Corners, Barriers and Corridors focuses on spaces that almost aren’t spaces – corners, the awkward meeting of two walls, perfect for lamps but not so perfect for anything else; barriers, which block entry and limit access to a space; and corridors, spaces that one usually rushes through to a greater destination. This intriguing theme already sets the tone for what is to be expected in the exhibit. The examination of liminal spaces forces the viewer to consider the spaces available as well as the spaces occupied by the light fixtures themselves. One particular work, “untitled (to Sonja)” exemplifies this perfectly. Two ladder-like structures of differing sizes in soft colored light face each other on the wall. The viewer’s eye is drawn to not only the work, but also the space between them, creating a dialogue between the art and the viewer.

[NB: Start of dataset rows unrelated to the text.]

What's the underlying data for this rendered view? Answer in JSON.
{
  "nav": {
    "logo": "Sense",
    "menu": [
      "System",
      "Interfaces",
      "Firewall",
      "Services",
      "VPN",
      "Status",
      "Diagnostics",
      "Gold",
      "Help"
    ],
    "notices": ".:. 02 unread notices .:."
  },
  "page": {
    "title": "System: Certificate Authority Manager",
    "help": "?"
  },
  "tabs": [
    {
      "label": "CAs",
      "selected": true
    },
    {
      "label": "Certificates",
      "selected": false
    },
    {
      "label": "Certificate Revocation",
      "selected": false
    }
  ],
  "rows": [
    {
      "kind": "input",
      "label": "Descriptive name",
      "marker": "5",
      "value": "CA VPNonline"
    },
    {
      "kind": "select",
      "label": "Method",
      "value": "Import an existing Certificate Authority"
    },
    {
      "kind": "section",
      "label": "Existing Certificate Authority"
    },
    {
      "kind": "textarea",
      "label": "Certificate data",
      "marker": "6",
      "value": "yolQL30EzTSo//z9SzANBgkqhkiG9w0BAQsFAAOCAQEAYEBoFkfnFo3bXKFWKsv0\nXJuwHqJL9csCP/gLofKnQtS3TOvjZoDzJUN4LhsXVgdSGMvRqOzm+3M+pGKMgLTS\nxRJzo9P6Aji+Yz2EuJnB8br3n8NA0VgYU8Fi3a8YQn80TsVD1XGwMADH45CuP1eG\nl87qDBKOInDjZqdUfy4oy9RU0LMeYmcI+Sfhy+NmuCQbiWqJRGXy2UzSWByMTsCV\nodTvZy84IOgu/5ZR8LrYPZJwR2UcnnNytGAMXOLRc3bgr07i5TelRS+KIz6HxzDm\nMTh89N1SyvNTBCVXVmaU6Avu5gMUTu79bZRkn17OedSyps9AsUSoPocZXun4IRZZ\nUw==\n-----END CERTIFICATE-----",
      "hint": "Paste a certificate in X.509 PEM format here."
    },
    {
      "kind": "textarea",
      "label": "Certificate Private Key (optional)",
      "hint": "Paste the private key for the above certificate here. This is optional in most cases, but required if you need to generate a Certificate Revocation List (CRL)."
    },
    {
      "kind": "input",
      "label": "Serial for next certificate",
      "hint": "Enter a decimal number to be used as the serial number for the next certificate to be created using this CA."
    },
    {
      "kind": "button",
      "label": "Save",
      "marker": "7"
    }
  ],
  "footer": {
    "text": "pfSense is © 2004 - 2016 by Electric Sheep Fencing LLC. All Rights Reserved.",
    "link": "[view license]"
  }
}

Flavin’s works were always much more than merely colored fluorescent lights. His choice to sometimes block off access to rooms, allowing only for his structure and the resulting light they cast to be visible, allows for a moment of reflection upon observing the work. Other works, though fully accessible to guests, still beg for interpretation – occasionally, some light is shed via the names of the structures, but mostly they are open-ended pieces for the viewer to project whatever meaning they wish upon it. Corners, Barriers and Corridors will be on view at the David Zwirner gallery from September 10 – October 24, 2015.